Alternative Lengthening of Telomeres Is Rare in Canine Histiocytic SarcomaTheresa Kreilmeier-Berger, Heike Aupperle-Lellbach, Martin Reifinger, Nicolai Valentin Hörstke, Klaus Holzmann, Miriam Kleiter
- Cancer Research
Cancer cells activate telomere maintenance mechanisms (TMMs) to overcome senescence and thus are targets for TMM-specific therapies. Telomerase-independent alternative lengthening of telomeres (ALT) is frequently utilized as a TMM in human sarcoma subtypes. Histiocytic sarcoma (HS) is a rare but aggressive tumor of hematopoietic origin with unknown ALT incidence in humans.

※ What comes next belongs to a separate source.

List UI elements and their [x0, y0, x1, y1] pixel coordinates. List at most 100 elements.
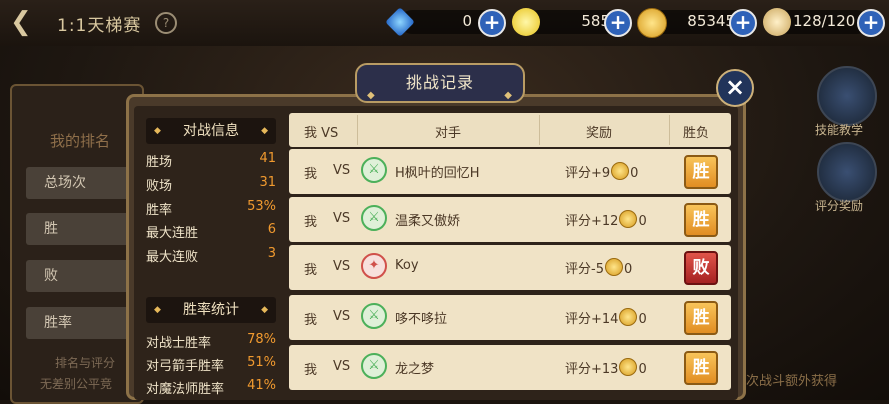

ALT has been identified in canine HS, a tumor type comparable to human HS that occurs with high rates in certain canine breeds such as Bernese mountain dogs (BMDs). This retrospective study characterized the frequency of ALT in BMD and non-BMD patients diagnosed with HS as surrogates for humans. Formalin-fixed paraffin-embedded tumor samples from 63 dogs at two centers, including 47 BMDs, were evaluated for their ALT activity and relative telomere content (TC) using a radiolabel C-circle assay (CCA). Known ALT-positive samples served as controls. CCA-positive cases were validated via FISH. Two BMD samples showed ALT activity of 1–14% compared to controls. All other samples were ALT-negative. The TC did not correlate with the CCA results. ALT positivity was validated by the appearance of ultrabright telomere foci. Low ALT activity was present in 4% of BMDs with HS and therefore does not appear to be a common target for therapeutic approaches but can have diagnostic value.